Acquiring new skills
Some thoughts in no particular order:
- There's things that you can learn yourself, and things you need to do in order to learn. Those are very different things! Skills in the latter category will often be more valuable in the long term because they will be rarer. These are things like building a startup, or managing people, or building some super complicated distributed system that handles 1M messages per second. Things in the former category are things like learning how to build deep neural networks, or coding in Rust, or iOS development. If you truly want to pick up one of those things, don't expect an opportunity to get paid while learning it. Just learn it yourself first.
- Read all the time. Just whatever books about technology or business or management. History is great too. Even fiction is great. Also read a million blogs and follow people on Twitter. There's so many smart people out there saying a lot of smart things so that you don't have to figure everything out yourself. Reading a lot helps you build a mental model of the world which will help you later.
- It's easy to confuse wanting to learn something with wanting to have learned something. Honestly if you don't enjoy the process of learning a particular thing, you're probably never going to be very good at it. Sorry.
- … that being said, just to counter the somewhat cynical tone, I believe most things can be turned into fun learning experience, if you just gamify it for yourself. For instance, work on some projects on the side and mess around with things. If you want to learn Clojure, build a dumb webapp and deploy it to an EC2 instance. Or whatever it is.
- Figure out where you want to be on the spectrum that I call tools-oriented vs goal-oriented. The former category is if you are super into deep learning or functional programming or distributed systems or something else and you want to get really deep in the rabbit hole and become and expert. In that case, you're usually better off at a large company where you can truly go deep. On the other side of the spectrum, if the thing that really excites you is to build business value, then go work at a startup.

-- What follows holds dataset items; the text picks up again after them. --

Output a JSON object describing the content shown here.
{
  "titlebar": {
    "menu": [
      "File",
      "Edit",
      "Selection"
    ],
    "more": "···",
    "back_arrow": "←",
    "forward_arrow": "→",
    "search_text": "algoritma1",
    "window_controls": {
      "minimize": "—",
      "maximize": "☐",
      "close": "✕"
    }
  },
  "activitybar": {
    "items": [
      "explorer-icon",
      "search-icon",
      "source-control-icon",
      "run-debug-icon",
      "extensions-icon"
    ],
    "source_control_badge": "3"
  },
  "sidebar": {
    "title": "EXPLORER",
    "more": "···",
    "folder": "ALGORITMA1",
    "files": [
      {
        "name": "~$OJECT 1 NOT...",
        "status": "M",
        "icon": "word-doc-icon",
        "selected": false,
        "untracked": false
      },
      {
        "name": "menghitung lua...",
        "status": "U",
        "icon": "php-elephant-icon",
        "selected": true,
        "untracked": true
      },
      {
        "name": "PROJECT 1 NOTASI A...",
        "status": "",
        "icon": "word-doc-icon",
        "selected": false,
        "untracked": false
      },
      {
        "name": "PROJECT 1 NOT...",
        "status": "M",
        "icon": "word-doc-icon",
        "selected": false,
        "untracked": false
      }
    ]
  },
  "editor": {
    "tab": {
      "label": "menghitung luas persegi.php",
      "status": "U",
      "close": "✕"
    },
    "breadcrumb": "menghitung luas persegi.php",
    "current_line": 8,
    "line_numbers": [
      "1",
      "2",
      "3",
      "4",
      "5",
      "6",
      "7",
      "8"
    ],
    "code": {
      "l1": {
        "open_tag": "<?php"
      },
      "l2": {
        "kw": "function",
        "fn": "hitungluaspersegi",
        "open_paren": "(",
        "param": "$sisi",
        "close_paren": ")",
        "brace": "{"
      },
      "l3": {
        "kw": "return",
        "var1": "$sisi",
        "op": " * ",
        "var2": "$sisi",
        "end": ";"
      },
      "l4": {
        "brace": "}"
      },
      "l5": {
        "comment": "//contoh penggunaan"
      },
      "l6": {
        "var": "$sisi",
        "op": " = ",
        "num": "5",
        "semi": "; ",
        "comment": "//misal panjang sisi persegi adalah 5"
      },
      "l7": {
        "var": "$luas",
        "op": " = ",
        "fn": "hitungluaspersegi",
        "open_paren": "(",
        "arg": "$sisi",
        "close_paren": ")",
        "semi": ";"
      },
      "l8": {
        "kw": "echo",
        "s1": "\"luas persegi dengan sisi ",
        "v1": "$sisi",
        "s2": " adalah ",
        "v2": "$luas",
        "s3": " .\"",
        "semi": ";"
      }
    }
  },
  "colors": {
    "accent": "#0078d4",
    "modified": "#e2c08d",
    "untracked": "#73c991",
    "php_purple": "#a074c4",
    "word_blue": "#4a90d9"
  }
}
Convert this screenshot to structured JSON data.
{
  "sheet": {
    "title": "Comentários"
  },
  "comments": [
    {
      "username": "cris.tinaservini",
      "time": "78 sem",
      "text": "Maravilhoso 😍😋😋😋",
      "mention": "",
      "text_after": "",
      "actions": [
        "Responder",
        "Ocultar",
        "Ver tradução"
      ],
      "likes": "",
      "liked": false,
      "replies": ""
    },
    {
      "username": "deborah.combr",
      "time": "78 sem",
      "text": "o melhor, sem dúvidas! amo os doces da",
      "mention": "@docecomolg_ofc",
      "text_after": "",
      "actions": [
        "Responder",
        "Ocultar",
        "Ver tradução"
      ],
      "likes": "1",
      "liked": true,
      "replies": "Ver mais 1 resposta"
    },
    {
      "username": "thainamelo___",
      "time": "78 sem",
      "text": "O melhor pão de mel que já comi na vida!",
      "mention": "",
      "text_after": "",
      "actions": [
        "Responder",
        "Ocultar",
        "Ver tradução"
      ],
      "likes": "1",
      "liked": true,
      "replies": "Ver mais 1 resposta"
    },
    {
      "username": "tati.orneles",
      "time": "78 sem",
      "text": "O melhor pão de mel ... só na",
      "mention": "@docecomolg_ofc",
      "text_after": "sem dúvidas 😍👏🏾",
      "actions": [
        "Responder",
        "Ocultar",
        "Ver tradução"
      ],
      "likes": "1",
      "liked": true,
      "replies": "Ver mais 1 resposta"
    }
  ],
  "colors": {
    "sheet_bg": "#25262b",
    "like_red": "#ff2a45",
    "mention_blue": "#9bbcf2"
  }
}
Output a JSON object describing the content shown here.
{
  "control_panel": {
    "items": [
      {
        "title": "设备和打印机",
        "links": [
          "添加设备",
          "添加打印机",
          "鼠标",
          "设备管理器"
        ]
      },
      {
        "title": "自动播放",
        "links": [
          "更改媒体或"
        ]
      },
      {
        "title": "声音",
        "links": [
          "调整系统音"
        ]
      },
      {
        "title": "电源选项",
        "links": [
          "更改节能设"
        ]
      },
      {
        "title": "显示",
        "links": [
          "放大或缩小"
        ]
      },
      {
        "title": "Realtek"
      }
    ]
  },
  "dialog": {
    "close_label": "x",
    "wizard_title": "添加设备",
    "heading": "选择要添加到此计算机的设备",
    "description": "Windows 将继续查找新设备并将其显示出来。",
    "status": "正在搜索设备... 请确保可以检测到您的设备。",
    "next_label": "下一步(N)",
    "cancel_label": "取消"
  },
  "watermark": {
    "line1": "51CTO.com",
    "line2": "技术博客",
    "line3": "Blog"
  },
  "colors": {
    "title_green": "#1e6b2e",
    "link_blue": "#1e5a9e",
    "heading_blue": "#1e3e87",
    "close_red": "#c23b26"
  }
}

- It's totally fine to spend all your time on something if you want to. Of course, it's great to have a social life and sometimes relax, but it's also OK to go home after work and stay up until 1am hacking on a side project. This could be a wonderful thing if you enjoy it and are learning things.
Underrated skills
Some things going back I really wish I would have spent more time learning when I was younger:
- Communication skills. When I moved to the US, I realized I had completely underinvested in my language. I spent the first year reading a ton of novels, underlining words I didn't know and writing their meaning in the margin. I even recorded myself pronouncing things and listened to it. It's not like my English was terrible when I came, but I wish I'd taken it more seriously earlier.
- Presentation/sales skills. I massively failed at this for so many years, thinking that all that matters is to solve hard technical problems. I should have spent at least 10% of that energy and time just trying to get senior people across the org excited about the things I was building. Good ideas don't sell themselves.
- Self-sufficiency. With that I mean, are you able to deliver business value by building something across the whole stack, without having to rely on other peoples/teams to help you. If you can do this, you can iterate much quicker. But you can also build a prototype of something and demo it. For instance, I recommend for any aspiring data scientist that they set up an AWS account and deploy a web service and learn the whole thing.
- Statistics. Seriously, I really wish I had studied more of it in school. Basically goes for anyone in the STEM field, IMO.
What else?
- There's a million other things and these are things biased by my own experiences. Don't take my advice too seriously!
- The picture at the top was the view from my office a few days ago. No idea what it has to do with the content.
- This is getting old, but I really feel sorry about the super low frequency of blog posts last six months. I went through a tricky phase with a newborn kid, running both product and tech at a startup, buying and renovating an apartment, and other random things. But most of those are now behind me!